“Previous to 1838 there were only three schools in the Township”. As the years went by, more and more schools were built throughout Zorra Township. All of these early schools were built of logs and the interior furniture was very basic and crude.
The pioneer log Schoolhouse served as the place for pioneer children to obtain some rudimentary learning. “The grey goose furnished the pens, and the ink was made from a solution of soft maple bark diluted with copperas”. Occasionally, the ink froze, breaking the bottle so “it was not unusual to mix a little whisky with the ink” as a prevention!
The student curriculum was begun by a prayer, reading the Bible and shorter Catechism questions. The teacher then spent most of the time “mending and making quill pens” while the students were busy doing their lessons (reading, grammar, spelling and arithmetic). In 1851, “on the first day of school”, teacher Hugh McLeod allowed the children “to go down to an” Indigenous “encampment. These Indigenous people “made annual visits” from “the Brantford reservation”.
“Angus Gunn was my inseparable companion. We became greatly interested in the habits and customs of the “ Indigenous people. “We made daily visits to their camps and gradually became on familiar terms with the” Indigenous “boys and girls. We admired their skilful shooting with bows and arrows. We would gather around their camp and observe” the women “weaving baskets and mingle with the older men as they lounged about their lodges, smoking their pipes and conversing among themselves in their own language, and stroll about the camps, examining the deer skins and hams of venison that hung about in profusion. Frequently, on coming and going from school, we would meet” an Indigenous man “dragging a deer by means of a harness made of basswood bark, which was secured about the deer’s carcass”.

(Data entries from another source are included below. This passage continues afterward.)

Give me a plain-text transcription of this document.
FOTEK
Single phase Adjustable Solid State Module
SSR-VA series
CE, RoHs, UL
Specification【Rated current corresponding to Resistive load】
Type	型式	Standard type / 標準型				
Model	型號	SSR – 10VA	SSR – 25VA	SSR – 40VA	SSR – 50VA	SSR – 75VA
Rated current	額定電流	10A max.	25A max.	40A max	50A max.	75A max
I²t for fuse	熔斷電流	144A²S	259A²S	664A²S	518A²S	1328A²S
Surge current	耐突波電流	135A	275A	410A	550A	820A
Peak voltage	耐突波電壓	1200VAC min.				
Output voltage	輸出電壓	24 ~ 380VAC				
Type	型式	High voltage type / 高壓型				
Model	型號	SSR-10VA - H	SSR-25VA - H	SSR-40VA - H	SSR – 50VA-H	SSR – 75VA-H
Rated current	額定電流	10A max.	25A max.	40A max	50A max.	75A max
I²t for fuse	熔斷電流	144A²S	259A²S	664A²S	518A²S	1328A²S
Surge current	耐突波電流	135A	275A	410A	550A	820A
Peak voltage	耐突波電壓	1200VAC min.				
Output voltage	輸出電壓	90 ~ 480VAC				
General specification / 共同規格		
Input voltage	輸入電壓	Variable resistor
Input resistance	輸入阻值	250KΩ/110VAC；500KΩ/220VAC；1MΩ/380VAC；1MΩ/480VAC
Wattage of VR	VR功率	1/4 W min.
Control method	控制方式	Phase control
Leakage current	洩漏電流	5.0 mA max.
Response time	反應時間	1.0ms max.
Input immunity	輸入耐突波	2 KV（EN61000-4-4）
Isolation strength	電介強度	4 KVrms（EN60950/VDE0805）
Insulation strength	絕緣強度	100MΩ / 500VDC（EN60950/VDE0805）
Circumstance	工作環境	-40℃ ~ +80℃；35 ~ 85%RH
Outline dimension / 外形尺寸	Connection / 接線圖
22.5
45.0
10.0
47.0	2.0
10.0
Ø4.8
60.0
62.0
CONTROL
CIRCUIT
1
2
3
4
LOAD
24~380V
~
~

“One day at noon hour, in the spring of 1853, when our teacher had gone to dinner, we wandered into the forest on the farther side” of the Indigenous”encampment to within a short distance of a clearing, where lived a settler by the name of Angus Kerr”. He had “tapped a great number of maple trees” near his clearing. “His sap-troughs – there being no sap buckets in those days – were full as there was a good run of sap that spring. We stooped down on our hands and knees to drink our fill of sap out of the troughs”. Unfortunately, Angus Kerr saw them and the chase was on, heading back toward the school. “We entered with a rush and slammed the door in his face. That appeared to irritate him more. He secured a stout pole among the stumps outside, and proceeded to use it as a battering ram against the door. We had nothing to barricade the door with, and in a few moments it came off its’ hinges and fell in with a crash”. Thankfully, “Jim Reid, the McKenzie and Armstrong boys presented such a bold front” that Kerr, after calling them a “pack of thieves and young upstarts”, simply left. “That incident ended our visits to Kerr’s sap-troughs. We were careful to go only as far as the” Indigenous “camp”.
Maple treasure
Maple syrup was first made and used by the indigenous peoples of North America and the practice was adopted by European settlers, who gradually refined production methods.
The 1852 Oxford Gazetteer (T.S.Shenston) stated that in 1842, the amount of maple sugar produced in the whole of Zorra was 61,225 lbs. and in 1852, for West Zorra alone, there were 33,740 lbs produced. Also note that the maple sap the boys were drinking is a clear slightly sweet watery liquid and it takes a huge amount of this, when boiled down, to produce the thick golden maple syrup we use for our pancakes and waffles!
The 1857 map of West Zorra does show an ‘A. Kerr’ on concession three (111) lot 29. This may be the Angus Kerr’s Farm that the boys referred to in 1853.